Die Verkündigung des Ezechiel ist voller Bilder und Gleichnisse und Symbolhandlungen. Kaum ein Satz ist nicht bildhaft. Das macht die Lektüre schwer und ist ganz anders als kürzlich das Buch Numeri mit seinen Aufzählungen, Ordnungen und Listen. Jemand hat einmal gesagt, er vergleiche diesen Propheten oftmals mit dem Maler Marc Chagall. Dessen Kunstwerke entfalten auch eine grandiose Bilderwelt, die man lange betrachten muss und mitunter auch auf verschiedene Weise entschlüsseln kann.
Allerdings wird jeder Prophet daran gemessen, ob er Recht behält, also ob er den überkommenen Gottesbund richtig erläutert hat, was vor allem bedeutet: Das Alte richtig für die Gegenwart gedeutet hat. Denn ein Prophet verkündet grundsätzlich nichts Neues, sondern wendet nur das Alte, also Gottes bestehenden Bund, in der Gegenwart an. Propheten sind darum keine Voraussager, sondern sie wagen die Anwendung des Alten in die aktuelle Situation einer Zeit hinein!
Der Stil des Ezechielbuches ist im Hebräischen ausgesprochen korrekt in Ausdruck und Grammatik. Das lässt darauf schließen, dass die Worte, die wahrlich nicht am Schreibtisch ausgedacht wurden, später gesammelt und geordnet worden sind. In prophetischer Sendung weisen die Worte auf Jahwes unbedingte Macht, und in allen Turbulenzen der Zeit bleibt sein Wille klar und einlinig – gewiss mit allen Hoffnungen, aber auch vor allem mit allen harten Konsequenzen.
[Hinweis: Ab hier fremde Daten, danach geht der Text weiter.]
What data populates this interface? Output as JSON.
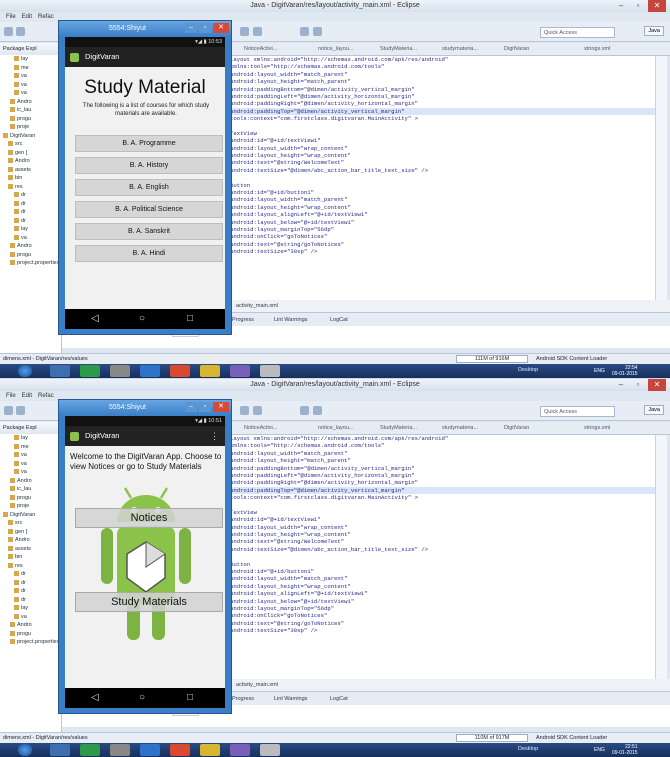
{
  "eclipse": {
    "title": "Java - DigitVaran/res/layout/activity_main.xml - Eclipse",
    "menu": [
      "File",
      "Edit",
      "Refac"
    ],
    "quick_access": "Quick Access",
    "perspectives": [
      "Java"
    ],
    "explorer_title": "Package Expl",
    "tree": [
      {
        "label": "lay"
      },
      {
        "label": "me"
      },
      {
        "label": "va"
      },
      {
        "label": "va"
      },
      {
        "label": "va"
      },
      {
        "label": "Andro"
      },
      {
        "label": "ic_lau"
      },
      {
        "label": "progu"
      },
      {
        "label": "proje"
      },
      {
        "label": "DigitVaran"
      },
      {
        "label": "src"
      },
      {
        "label": "gen ["
      },
      {
        "label": "Andro"
      },
      {
        "label": "assets"
      },
      {
        "label": "bin"
      },
      {
        "label": "res"
      },
      {
        "label": "dr"
      },
      {
        "label": "dr"
      },
      {
        "label": "dr"
      },
      {
        "label": "dr"
      },
      {
        "label": "lay"
      },
      {
        "label": "va"
      },
      {
        "label": "Andro"
      },
      {
        "label": "progu"
      },
      {
        "label": "project.properties"
      }
    ],
    "editor_tabs": [
      "NoticeActivi...",
      "notice_layou...",
      "StudyMateria...",
      "studymateria...",
      "DigitVaran",
      "strings.xml"
    ],
    "code": [
      {
        "text": "Layout xmlns:android=\"http://schemas.android.com/apk/res/android\"",
        "hl": false
      },
      {
        "text": "xmlns:tools=\"http://schemas.android.com/tools\"",
        "hl": false
      },
      {
        "text": "android:layout_width=\"match_parent\"",
        "hl": false
      },
      {
        "text": "android:layout_height=\"match_parent\"",
        "hl": false
      },
      {
        "text": "android:paddingBottom=\"@dimen/activity_vertical_margin\"",
        "hl": false
      },
      {
        "text": "android:paddingLeft=\"@dimen/activity_horizontal_margin\"",
        "hl": false
      },
      {
        "text": "android:paddingRight=\"@dimen/activity_horizontal_margin\"",
        "hl": false
      },
      {
        "text": "android:paddingTop=\"@dimen/activity_vertical_margin\"",
        "hl": true
      },
      {
        "text": "tools:context=\"com.firstclass.digitvaran.MainActivity\" >",
        "hl": false
      },
      {
        "text": "",
        "hl": false
      },
      {
        "text": "TextView",
        "hl": false
      },
      {
        "text": "android:id=\"@+id/textView1\"",
        "hl": false
      },
      {
        "text": "android:layout_width=\"wrap_content\"",
        "hl": false
      },
      {
        "text": "android:layout_height=\"wrap_content\"",
        "hl": false
      },
      {
        "text": "android:text=\"@string/WelcomeText\"",
        "hl": false
      },
      {
        "text": "android:textSize=\"@dimen/abc_action_bar_title_text_size\" />",
        "hl": false
      },
      {
        "text": "",
        "hl": false
      },
      {
        "text": "Button",
        "hl": false
      },
      {
        "text": "android:id=\"@+id/button1\"",
        "hl": false
      },
      {
        "text": "android:layout_width=\"match_parent\"",
        "hl": false
      },
      {
        "text": "android:layout_height=\"wrap_content\"",
        "hl": false
      },
      {
        "text": "android:layout_alignLeft=\"@+id/textView1\"",
        "hl": false
      },
      {
        "text": "android:layout_below=\"@+id/textView1\"",
        "hl": false
      },
      {
        "text": "android:layout_marginTop=\"56dp\"",
        "hl": false
      },
      {
        "text": "android:onClick=\"goToNotices\"",
        "hl": false
      },
      {
        "text": "android:text=\"@string/goToNotices\"",
        "hl": false
      },
      {
        "text": "android:textSize=\"30sp\" />",
        "hl": false
      }
    ],
    "layout_tab": "activity_main.xml",
    "bottom_tabs": [
      "Progress",
      "Lint Warnings",
      "LogCat"
    ],
    "console_label": "Android",
    "status_path": "dimens.xml - DigitVaran/res/values",
    "sdk_loader": "Android SDK Content Loader",
    "desktop": "Desktop",
    "lang": "ENG"
  },
  "top": {
    "memory": "111M of 916M",
    "time": "22:54",
    "date": "09-01-2015"
  },
  "bottom": {
    "memory": "110M of 917M",
    "time": "22:51",
    "date": "09-01-2015"
  },
  "emulator": {
    "title": "5554:Shiyut",
    "app_name": "DigitVaran"
  },
  "study": {
    "clock": "10:53",
    "title": "Study Material",
    "description": "The following is a list of courses for which study materials are available.",
    "courses": [
      "B. A. Programme",
      "B. A. History",
      "B. A. English",
      "B. A. Political Science",
      "B. A. Sanskrit",
      "B. A. Hindi"
    ]
  },
  "main": {
    "clock": "10:51",
    "welcome": "Welcome to the DigitVaran App. Choose to view Notices or go to Study Materials",
    "notices_label": "Notices",
    "study_label": "Study Materials"
  }
}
In den Kapiteln 1-11 sind Reden gegen den Staat Juda und vor allem gegen seine Hauptstadt Jerusalem zu lesen. Den Auftakt bildet allerdings in den ersten drei Kapiteln die Berufung des Propheten. Wobei nicht ganz klar ist, ob es sich dabei um ein einziges Geschehen handelt oder um zwei, nämlich eins in Jerusalem(2,8ff.)) und das andere im babylonischen Exil(1,4ff.). Menschliche Sprache kann nur andeuten, was geschieht, wenn sich der „kabod“, der Lichtglanz Gottes nähert. Gott ist der Erhabene, aber nicht der Schweigsame, vielmehr handelt und redet er!
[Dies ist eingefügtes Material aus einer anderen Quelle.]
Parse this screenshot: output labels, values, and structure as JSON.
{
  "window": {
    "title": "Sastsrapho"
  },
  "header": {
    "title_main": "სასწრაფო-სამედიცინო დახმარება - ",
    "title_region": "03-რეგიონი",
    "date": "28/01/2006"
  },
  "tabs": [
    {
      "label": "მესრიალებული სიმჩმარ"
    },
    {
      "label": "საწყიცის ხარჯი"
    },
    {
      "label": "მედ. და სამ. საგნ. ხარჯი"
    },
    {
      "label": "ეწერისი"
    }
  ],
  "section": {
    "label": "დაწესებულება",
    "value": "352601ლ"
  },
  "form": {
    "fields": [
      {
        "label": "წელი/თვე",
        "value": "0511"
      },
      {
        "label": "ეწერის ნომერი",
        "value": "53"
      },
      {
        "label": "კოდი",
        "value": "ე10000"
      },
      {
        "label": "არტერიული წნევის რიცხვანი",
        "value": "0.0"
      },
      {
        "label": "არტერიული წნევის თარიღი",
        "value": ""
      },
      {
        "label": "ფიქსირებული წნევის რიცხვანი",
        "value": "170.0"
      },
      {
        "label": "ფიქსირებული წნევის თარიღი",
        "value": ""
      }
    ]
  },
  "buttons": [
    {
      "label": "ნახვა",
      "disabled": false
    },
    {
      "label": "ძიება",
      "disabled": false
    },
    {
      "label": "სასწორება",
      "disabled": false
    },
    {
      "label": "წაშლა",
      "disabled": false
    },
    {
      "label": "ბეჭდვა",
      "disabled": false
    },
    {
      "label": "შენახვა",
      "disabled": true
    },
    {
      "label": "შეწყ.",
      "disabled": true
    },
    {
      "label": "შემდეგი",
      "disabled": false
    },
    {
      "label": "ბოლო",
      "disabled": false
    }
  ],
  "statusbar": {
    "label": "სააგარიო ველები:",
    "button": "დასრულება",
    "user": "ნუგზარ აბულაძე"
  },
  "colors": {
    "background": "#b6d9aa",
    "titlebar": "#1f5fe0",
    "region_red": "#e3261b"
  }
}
Ezechiel wird zum Wächter über das Haus Israel bestimmt und für harte Botschaft selbst hart gemacht. Die ganze Geschichte Israels wird als eine schleichende Entheiligung angeprangert. Nun wird das Ende von Staat und Stadt angekündigt (7). Gott erscheint nicht als derjenige, der für die Menschen unverständlich handelt, nein, sein Handeln ist die klare, zwangsläufige Konsequenz aus dem, was die Menschen aus seinem Bund gemacht haben. Damit kann Jahwe kein Erbarmen haben, und er wird es auch nicht.